I’ll never forget the first time I saw Dave: tall and slender, wearing an oversized ratty black leather jacket (he still has it – its more ratty looking than ever) walking towards us at the Union train station in Toronto. When he saw me with the two guys he was expecting to meet, he stopped short so suddenly I thought there was an invisible wall directly in front of him. He later told me that he was stunned to see a girl with the guys and thought I was girlfriend instead of the sister.
From that point on, Dave perused me with respect, ardor, passion, awkwardness and school-boyish charm. There was very little subtlety but only because he meant for me to know that I was the one valued and desired. We became a couple within a year of meeting and becoming very good friends (after the requisite best friend permission, which I found out about many moons later), and had a long distance relationship for nearly four years, as David moved back to Massachusetts to finish his Biotechnology degree at UMass Boston and I moved to Windsor to earn my MBA. The rest is almost straightforward – we both graduated from our respective universities, got married (I moved to Massachusetts to be with him) and we now have two adorable and mischievous boys. Our life is filled with little people, diaper changes, clutter, tantrums, preschool and Dora the Explorer. Plus a four year-old’s burning desire to play drums and football and watch mommy put on makeup.

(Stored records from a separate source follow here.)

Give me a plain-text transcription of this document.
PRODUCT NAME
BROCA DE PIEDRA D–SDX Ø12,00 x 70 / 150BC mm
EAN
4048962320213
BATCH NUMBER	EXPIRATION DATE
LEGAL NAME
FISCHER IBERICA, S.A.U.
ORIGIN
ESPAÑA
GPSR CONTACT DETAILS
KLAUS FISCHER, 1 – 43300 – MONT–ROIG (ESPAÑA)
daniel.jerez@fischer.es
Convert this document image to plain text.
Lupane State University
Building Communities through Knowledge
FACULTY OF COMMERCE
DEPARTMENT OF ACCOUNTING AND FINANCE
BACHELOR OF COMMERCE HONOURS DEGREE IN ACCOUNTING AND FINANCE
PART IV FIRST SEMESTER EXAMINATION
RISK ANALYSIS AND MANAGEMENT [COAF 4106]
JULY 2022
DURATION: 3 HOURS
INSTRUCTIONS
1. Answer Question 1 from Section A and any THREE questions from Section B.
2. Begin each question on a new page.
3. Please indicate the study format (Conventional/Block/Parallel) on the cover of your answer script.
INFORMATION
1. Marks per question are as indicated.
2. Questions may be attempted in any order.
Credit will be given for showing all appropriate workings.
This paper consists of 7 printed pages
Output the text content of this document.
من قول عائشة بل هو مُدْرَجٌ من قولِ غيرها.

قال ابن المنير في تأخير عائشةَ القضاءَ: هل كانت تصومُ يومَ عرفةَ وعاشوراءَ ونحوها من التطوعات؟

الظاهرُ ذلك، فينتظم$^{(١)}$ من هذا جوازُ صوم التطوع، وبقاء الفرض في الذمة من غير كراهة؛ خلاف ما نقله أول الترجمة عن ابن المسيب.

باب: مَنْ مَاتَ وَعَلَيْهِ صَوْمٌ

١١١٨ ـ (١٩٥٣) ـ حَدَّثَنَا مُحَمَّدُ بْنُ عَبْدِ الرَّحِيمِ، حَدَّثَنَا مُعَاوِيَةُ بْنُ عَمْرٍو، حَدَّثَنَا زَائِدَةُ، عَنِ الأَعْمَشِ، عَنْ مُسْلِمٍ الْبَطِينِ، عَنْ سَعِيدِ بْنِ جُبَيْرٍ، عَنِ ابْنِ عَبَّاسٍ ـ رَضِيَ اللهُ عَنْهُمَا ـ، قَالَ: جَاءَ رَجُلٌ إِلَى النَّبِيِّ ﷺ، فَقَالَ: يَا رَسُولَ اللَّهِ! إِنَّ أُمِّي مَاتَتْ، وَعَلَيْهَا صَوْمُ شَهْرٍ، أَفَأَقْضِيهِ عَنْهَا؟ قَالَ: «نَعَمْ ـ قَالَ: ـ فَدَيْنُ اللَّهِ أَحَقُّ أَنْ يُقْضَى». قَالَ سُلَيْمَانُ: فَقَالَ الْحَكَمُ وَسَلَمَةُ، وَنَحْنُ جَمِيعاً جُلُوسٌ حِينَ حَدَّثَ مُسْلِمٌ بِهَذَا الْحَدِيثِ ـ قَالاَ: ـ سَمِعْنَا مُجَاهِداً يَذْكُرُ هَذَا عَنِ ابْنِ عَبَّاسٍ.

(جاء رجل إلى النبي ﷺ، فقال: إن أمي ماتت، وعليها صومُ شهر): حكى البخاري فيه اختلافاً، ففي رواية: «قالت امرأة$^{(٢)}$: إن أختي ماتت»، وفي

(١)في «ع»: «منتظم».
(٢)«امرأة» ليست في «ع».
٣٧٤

Nothing makes us very special in the grand scheme of things; but I do notice we still get second glances a lot of the time. David is a Catholic of Irish-Welsh-Scottish and I am a Naturalized Canadian of Pakistani descent, a Muslim who grew up in the Middle East. Ours was not a melodramatic story, but it was unusual in its ethnicity, and particularly in its combination. There are a number of Pakistani men married to western women, but I don’t know of many Pakistani women married to western men; and a Muslim woman married to a Catholic, although not unheard-off, is still unusual. I never thought I’d fall in love with someone who was so completely outside of my sphere, but it goes to show that even an American and a Pakistani can share a love of French music and Greek mythology. We’ve been together 12 years and have been married for 7 of them and now have 2 children. And every day, I cannot imagine not being with him.